The results of the current study showed a much higher prevalence of anxiety and depression in hospitalized patients than in outpatients with diabetes [21, 22, 23, 24, 25, 26, 27, 28]. The higher prevalence identified in the current study could be attributed to the social isolation, reduced mobility, acute illness, and many other factors that are associated with hospital stay. In this study, depression was more common in older patients probably due to higher disease severity, reduced mobility, multiple chronic conditions, and reduced social interactions in older patients. Encouraging social interactions and physical activities could help reduce the occurrence of depression during hospitalization. The effectiveness of such interventions should be investigated.
This study showed that physical inactivity was the only modifiable risk factor which contributed to both depression and anxiety during hospitalization. Physical inactivity and sedentary lifestyle are major problems in Saudi Arabia, as shown in a recent study in which a very high prevalence of physical inactivity among Saudis was reported as the predisposing factor to many diseases [29].
The finding that anxiety was significantly associated with length of hospital stay was important because patients with anxiety had an average length of hospital stay of 8 days or longer compared with an average of 5 days for those without anxiety. The severity of anxiety was also associated with the length of hospital stay. Thus, reducing unnecessary hospital stay in diabetic patients could reduce the possibility of developing anxiety. Since these results indicate only association rather than causality, it should be expected that anxiety could also be contributing to longer hospital stay.
In this study, nephropathy had the strongest impact on depression with a 4 times increased risk. This finding could be related to the many medications, monitoring parameters, and dose adjustments that may be required during hospitalization for patients with nephropathy.

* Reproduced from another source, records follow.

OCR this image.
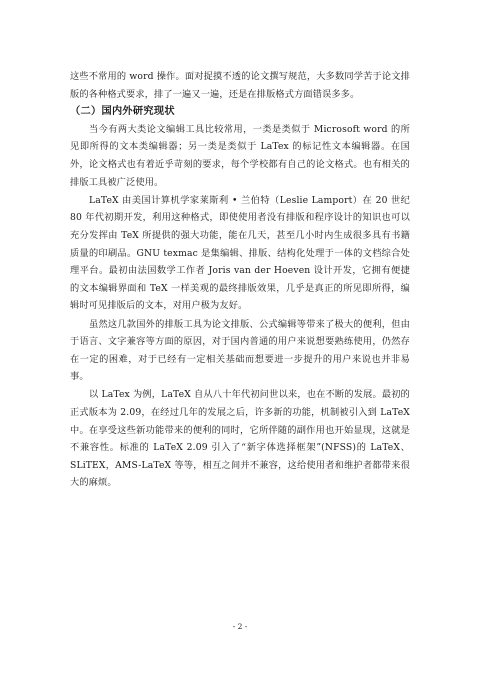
这些不常用的 word 操作。面对捉摸不透的论文撰写规范，大多数同学苦于论文排版的各种格式要求，排了一遍又一遍，还是在排版格式方面错误多多。

（二）国内外研究现状

当今有两大类论文编辑工具比较常用，一类是类似于 Microsoft word 的所见即所得的文本类编辑器；另一类是类似于 LaTex 的标记性文本编辑器。在国外，论文格式也有着近乎苛刻的要求，每个学校都有自己的论文格式。也有相关的排版工具被广泛使用。

LaTeX 由美国计算机学家莱斯利 • 兰伯特（Leslie Lamport）在 20 世纪 80 年代初期开发，利用这种格式，即使使用者没有排版和程序设计的知识也可以充分发挥由 TeX 所提供的强大功能，能在几天，甚至几小时内生成很多具有书籍质量的印刷品。GNU texmac 是集编辑、排版、结构化处理于一体的文档综合处理平台。最初由法国数学工作者 Joris van der Hoeven 设计开发，它拥有便捷的文本编辑界面和 TeX 一样美观的最终排版效果，几乎是真正的所见即所得，编辑时可见排版后的文本，对用户极为友好。

虽然这几款国外的排版工具为论文排版、公式编辑等带来了极大的便利，但由于语言、文字兼容等方面的原因，对于国内普通的用户来说想要熟练使用，仍然存在一定的困难，对于已经有一定相关基础而想要进一步提升的用户来说也并非易事。

以 LaTex 为例，LaTeX 自从八十年代初问世以来，也在不断的发展。最初的正式版本为 2.09，在经过几年的发展之后，许多新的功能，机制被引入到 LaTeX 中。在享受这些新功能带来的便利的同时，它所伴随的副作用也开始显现，这就是不兼容性。标准的 LaTeX 2.09 引入了“新字体选择框架”(NFSS)的 LaTeX、SLiTEX，AMS-LaTeX 等等，相互之间并不兼容，这给使用者和维护者都带来很大的麻烦。

- 2 -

The main limitation of the study was the small sample size. The use of HADS is limited by the fact that this is a screening tool, and that anxiety and depression should be confirmed with clinical diagnosis. A future study should investigate factors affecting anxiety and depression in patients with previous psychiatric illness during hospitalization. In hospitalized patients with diabetes, physical activities and social interactions, which are recommended as strategies for preventing anxiety and depression, should also be explored.
Conclusion
The majority of patients with diabetes had developed moderate/severe anxiety or depression, or both, during hospitalization. Hospitalized patients with diabetes were at higher risk for anxiety if they were physically inactive and stayed 8 days or longer in hospital. The risk for depression was higher in patients with a low income, patients with nephropathy, and older patients. Screening for anxiety and depression in high-risk patients is recommended during hospitalization. Strategies aiming at the prevention of anxiety and depression, such as recommending an acceptable level of physical activities or engaging in social interactions during hospitalization, should be explored.
Disclosure Statement
The authors have no conflict of interest.